Nanoporous Materials Genome Center receives continuation award
Predictive hierarchical modeling of chemical separations and transformations in functional nanoporous materials: synergy of electronic structure theory, molecular simulation, machine learning, and experiment
The Nanoporous Materials Genome Center (NMGC) has been awarded a four-year continuation award from the U.S. Department of Energy Office of Basic Energy Sciences, Division of Chemical Sciences, Geosciences and Biosciences (DE-FG02-17ER16362). Professor Laura Gagliardi is the founding director of the NMGC and, since 2014, the center has been led by Professor Ilja Siepmann.
NMGC researchers develop computational/theoretical chemistry methods and data-driven science approaches enabling de-novo design of functional nanoporous materials, discovery and selection of the most promising functional nanoporous materials from databases of synthesized and hypothetical framework structures, and microscopic-level understanding of the fundamental interactions underlying the function of nanoporous materials.

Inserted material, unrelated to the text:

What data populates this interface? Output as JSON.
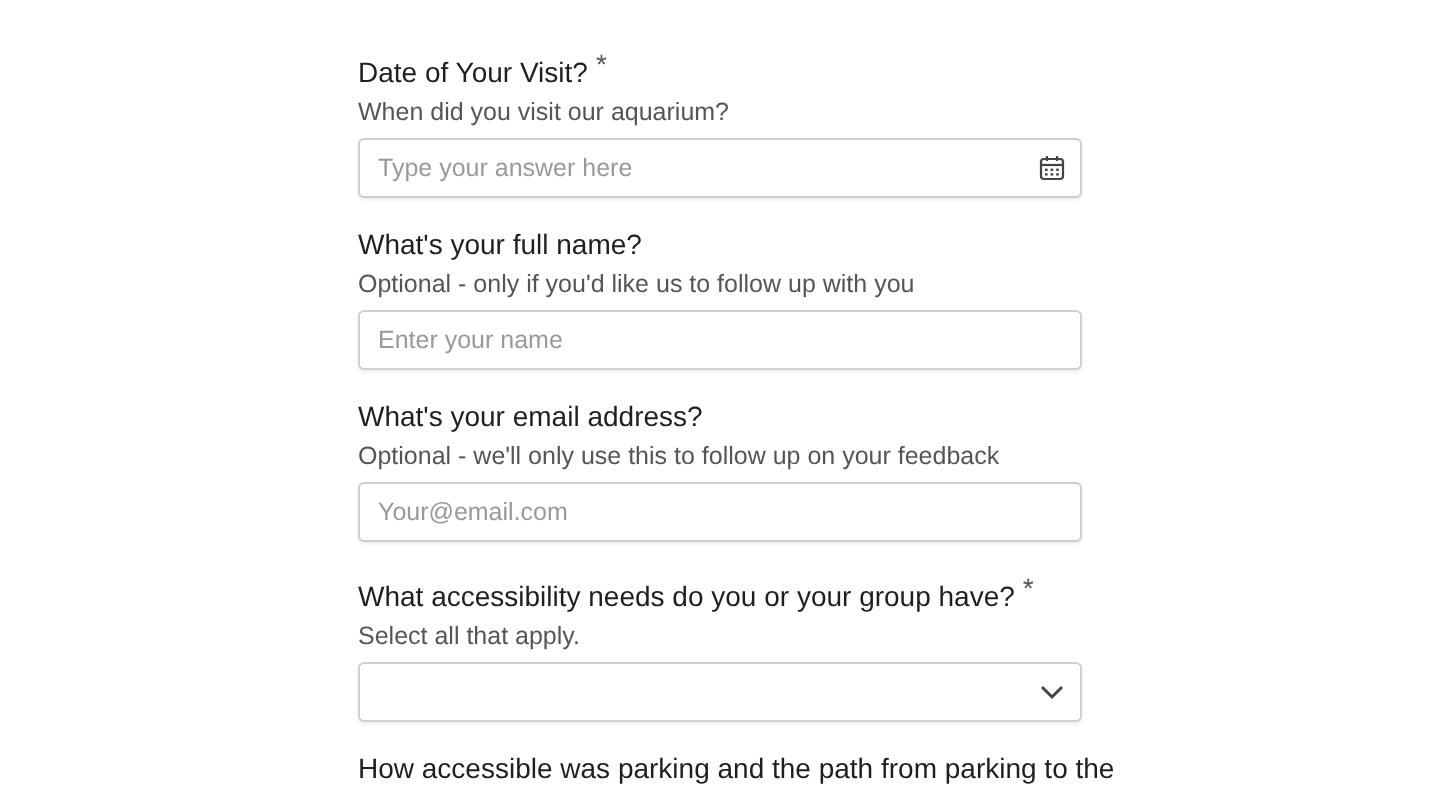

During the next four years, NMGC’s predictive hierarchical modeling toolbox will be applied to increasingly complex chemical separations and transformations in increasingly complex nanoporous materials; research will be directed toward liquid-phase adsorption and catalysis, multi-component mixtures, flexible framework structures that may undergo phase transitions or post-synthetic modifications and may contain defects, partial disorder, interfaces or be a composite material, and tunable electronic properties of nanoporous materials allowing for luminescence and desirable magnetic coupling and anisotropy.

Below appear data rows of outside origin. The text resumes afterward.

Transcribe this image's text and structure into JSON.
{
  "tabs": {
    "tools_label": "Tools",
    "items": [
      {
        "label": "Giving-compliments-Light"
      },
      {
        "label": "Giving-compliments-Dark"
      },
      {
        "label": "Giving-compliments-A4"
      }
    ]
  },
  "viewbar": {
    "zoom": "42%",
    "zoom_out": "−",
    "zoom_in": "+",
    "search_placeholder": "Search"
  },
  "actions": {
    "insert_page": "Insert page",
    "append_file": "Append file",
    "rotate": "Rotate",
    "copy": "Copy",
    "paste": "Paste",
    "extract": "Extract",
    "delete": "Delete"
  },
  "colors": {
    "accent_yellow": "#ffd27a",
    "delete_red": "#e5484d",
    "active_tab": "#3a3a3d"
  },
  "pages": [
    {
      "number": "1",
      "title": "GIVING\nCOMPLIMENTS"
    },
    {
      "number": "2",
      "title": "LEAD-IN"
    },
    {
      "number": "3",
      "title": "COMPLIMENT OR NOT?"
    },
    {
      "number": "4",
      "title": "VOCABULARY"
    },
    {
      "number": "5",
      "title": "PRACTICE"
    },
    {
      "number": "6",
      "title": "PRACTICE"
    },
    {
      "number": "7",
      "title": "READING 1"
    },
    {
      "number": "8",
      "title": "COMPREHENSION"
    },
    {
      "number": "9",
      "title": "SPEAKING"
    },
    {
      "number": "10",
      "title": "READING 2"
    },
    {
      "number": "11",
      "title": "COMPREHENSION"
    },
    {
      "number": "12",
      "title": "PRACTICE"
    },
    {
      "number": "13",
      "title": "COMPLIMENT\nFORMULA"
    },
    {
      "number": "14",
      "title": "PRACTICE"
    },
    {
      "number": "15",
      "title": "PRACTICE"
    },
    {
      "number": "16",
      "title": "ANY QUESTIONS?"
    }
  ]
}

NMGC involves a tight collaboration with leading experimental groups in the synthesis and characterization of nanoporous materials that allows for validation of computational predictions for specific separations and transformations. Data management and computing will primarily use current petascale and future exascale capabilities at the Argonne Leadership Computing Facility and the National Energy Research Scientific Computing Center as well as the Minnesota Supercomputing Institute.

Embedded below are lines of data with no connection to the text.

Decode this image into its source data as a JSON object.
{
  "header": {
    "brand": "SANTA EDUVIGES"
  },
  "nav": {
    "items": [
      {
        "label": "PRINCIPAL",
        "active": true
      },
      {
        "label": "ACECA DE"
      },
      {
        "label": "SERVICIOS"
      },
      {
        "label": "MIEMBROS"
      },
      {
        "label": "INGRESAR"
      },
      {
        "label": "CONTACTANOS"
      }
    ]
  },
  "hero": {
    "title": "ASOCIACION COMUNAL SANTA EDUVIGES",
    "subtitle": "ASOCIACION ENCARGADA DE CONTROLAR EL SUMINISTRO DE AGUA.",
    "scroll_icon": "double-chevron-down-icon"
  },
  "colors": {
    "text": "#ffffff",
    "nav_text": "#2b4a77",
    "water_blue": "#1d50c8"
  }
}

At the University of Minnesota, the groups of Professors Christopher Cramer, Laura Gagliardi, Jason Goodpaster, Ilja Siepmann, Donald Truhlar, and Michael Tsapatsis are part of the collaborative NMGC effort, which also includes researchers from Cornell University, Georgia Institute of Technology, Harvard University, Northwestern University, University of Florida, University of Southern California, and Lawrence Berkeley National Laboratory.